Stolen Identities in the Multifamily Leasing Process and How to Guard Against It

The scenario described below is based on actual experience at our properties.  

A prospective resident named John applies for an apartment.  During the application process, he provides a legitimate looking government ID, a month worth of pay stubs from a national employer, and a number to contact for a landlord reference.  He meets all the requirements and passes the criminal background check, credit check, and his reference, a small landlord, checks out.  He signs the lease, pays the 1st month prorate, and collects the keys.  Everything you would expect with a normal move in….  

But John never moves into the apartment and your office staff never sees him again.  Instead, someone else moves into the apartment.  The new person does not inform the office, and they never pay the rent.  Your property team assumes John has fallen behind and reaches out but can never contact him.  The person living in the apartment avoids the leasing office, and when questioned, says that they are a guest or relative.  John falls further behind and the property team starts the eviction process, but quickly receive a CDC declaration in the mail signed by John halting the process.  At this point, John owes the property a lot of money and he has done everything he can to make it as difficult as possible for your team to regain possession of the apartment.   

In the meantime, John has leased more apartments, at different communities, using the same ID and documents repeating the process described above.  He can do this because John is not actually John and he is using someone else’s ID and is moving quickly to lease as many apartments as possible before they start to show up on the credit record of the person whose ID he has stolen.  He has likely made some financial arrangement with the person(s) occupying the apartment(s) and is profiting from the scheme.  

Eventually you regain possession of the apartment and move on, sending John to collections, and writing off months of unpaid rent.  He will have seemed like any other resident evicted for nonpayment.  Unfortunately, the odds are that you and your property team will never know what really happened, and more importantly, that you could have taken steps to avoid it.  

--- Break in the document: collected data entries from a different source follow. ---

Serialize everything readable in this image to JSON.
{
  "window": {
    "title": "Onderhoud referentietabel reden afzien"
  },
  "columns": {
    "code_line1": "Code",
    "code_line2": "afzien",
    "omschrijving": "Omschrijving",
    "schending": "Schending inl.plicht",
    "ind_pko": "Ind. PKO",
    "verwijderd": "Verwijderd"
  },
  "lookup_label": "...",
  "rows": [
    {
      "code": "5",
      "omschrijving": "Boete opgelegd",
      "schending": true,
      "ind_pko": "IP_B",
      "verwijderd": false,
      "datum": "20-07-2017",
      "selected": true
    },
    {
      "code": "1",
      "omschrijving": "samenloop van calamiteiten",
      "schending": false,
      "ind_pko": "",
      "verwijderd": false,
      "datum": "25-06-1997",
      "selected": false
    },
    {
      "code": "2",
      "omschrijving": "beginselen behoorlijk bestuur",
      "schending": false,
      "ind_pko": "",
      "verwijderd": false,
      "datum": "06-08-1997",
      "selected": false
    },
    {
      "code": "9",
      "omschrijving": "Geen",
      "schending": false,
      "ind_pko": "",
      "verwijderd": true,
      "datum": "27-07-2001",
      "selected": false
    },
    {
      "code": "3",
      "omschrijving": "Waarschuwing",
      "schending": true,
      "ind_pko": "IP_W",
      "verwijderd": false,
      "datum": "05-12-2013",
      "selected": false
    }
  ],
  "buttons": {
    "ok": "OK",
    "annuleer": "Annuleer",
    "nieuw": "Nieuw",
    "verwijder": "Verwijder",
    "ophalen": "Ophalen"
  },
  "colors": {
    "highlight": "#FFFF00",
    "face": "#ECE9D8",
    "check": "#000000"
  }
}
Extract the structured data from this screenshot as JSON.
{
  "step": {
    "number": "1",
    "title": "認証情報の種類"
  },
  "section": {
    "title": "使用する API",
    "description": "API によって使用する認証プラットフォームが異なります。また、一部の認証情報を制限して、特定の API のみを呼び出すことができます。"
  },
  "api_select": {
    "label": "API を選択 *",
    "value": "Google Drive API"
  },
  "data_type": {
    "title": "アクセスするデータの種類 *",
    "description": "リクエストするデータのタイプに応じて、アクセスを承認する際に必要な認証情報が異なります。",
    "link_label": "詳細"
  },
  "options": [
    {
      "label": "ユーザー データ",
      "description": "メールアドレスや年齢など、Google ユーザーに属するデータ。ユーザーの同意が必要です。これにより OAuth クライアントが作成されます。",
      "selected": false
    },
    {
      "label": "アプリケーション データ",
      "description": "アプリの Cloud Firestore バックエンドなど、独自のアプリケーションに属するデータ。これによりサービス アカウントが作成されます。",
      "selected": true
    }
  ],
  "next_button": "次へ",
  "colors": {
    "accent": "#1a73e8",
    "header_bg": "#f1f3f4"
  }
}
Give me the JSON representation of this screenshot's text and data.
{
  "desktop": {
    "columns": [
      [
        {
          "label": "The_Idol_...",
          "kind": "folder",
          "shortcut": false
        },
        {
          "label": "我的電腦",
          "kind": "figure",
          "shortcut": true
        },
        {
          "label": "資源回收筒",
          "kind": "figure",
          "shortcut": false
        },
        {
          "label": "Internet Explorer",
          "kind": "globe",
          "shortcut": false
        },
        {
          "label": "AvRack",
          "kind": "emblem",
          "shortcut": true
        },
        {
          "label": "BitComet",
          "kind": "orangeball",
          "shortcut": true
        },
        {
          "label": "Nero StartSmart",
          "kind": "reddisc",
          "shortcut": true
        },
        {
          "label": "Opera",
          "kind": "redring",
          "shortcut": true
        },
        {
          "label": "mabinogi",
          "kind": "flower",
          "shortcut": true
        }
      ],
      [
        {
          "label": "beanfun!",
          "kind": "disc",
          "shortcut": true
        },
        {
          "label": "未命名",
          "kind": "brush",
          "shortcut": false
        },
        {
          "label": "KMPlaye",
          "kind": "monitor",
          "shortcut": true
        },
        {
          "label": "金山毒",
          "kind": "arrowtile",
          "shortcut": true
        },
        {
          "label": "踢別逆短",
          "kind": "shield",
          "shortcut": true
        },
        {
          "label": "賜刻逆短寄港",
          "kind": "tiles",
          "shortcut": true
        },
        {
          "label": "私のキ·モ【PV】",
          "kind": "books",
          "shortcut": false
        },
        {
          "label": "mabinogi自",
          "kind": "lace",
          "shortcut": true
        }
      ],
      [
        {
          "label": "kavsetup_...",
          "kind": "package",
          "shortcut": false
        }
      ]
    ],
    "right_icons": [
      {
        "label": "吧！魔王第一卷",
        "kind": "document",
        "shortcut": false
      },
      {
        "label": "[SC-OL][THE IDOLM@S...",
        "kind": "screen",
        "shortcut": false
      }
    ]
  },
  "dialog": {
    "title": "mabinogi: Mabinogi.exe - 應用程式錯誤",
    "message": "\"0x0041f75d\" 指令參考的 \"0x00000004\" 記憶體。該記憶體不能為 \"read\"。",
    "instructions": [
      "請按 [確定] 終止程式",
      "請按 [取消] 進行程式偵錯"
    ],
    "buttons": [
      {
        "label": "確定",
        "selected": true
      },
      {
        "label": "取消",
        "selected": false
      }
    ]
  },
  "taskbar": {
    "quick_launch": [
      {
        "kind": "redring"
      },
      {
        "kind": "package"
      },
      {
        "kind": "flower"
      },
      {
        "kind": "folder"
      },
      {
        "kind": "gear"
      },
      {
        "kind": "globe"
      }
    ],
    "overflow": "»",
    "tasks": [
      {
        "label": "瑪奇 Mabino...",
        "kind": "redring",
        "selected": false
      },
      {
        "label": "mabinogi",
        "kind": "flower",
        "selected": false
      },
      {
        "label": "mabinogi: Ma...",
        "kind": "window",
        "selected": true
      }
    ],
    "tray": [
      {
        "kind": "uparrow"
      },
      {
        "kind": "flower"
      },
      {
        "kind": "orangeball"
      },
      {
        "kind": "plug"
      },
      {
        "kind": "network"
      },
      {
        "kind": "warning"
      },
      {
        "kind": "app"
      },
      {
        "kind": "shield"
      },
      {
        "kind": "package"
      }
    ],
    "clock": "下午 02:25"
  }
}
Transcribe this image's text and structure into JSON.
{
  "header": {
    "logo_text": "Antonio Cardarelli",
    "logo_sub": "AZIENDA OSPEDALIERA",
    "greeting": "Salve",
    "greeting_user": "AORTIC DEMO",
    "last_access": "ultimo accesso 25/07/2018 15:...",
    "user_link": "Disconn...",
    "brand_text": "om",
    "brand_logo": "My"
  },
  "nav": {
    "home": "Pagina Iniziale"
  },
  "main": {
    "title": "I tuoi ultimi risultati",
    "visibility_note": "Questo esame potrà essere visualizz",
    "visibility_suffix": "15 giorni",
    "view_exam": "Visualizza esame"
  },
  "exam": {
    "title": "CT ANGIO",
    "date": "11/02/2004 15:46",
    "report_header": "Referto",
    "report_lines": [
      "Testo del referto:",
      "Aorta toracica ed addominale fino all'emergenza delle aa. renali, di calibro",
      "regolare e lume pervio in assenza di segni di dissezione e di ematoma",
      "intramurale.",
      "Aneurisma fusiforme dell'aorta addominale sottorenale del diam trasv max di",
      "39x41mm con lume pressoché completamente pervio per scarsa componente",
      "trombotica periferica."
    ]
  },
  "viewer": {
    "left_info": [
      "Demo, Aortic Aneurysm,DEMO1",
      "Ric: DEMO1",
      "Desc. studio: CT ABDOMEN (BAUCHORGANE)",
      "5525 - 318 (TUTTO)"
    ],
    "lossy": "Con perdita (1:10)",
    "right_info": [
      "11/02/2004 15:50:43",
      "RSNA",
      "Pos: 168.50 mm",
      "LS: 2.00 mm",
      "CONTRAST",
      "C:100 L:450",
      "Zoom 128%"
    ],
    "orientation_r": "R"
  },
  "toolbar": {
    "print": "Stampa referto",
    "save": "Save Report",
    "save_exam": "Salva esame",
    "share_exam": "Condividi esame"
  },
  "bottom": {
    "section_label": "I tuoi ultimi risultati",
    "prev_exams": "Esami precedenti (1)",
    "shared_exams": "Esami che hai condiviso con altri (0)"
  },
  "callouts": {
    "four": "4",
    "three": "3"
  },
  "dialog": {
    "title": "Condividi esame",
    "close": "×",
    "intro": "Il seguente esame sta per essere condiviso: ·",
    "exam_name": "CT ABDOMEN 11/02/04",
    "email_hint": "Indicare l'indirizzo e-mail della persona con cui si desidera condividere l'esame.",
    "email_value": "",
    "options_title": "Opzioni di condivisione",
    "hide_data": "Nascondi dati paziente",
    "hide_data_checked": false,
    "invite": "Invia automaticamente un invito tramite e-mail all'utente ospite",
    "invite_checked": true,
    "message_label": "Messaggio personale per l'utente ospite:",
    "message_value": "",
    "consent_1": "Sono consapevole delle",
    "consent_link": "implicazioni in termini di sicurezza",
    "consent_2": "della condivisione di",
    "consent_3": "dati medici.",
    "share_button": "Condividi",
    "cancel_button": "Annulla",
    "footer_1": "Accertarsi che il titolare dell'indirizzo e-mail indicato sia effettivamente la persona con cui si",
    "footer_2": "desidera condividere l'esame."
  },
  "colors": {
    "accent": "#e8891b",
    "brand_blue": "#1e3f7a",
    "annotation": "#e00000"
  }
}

Schemes like what we have described above are happening, and we know it because we have seen it firsthand at our properties.  One way to guard against it is by adding ID Verification to your screening process.  ID Verification tools flag suspicious applicants and ask them a series of questions to verify their identity.  Many background screening companies offer this solution at a reasonable cost.  It provides defense against what can be a very costly fraud.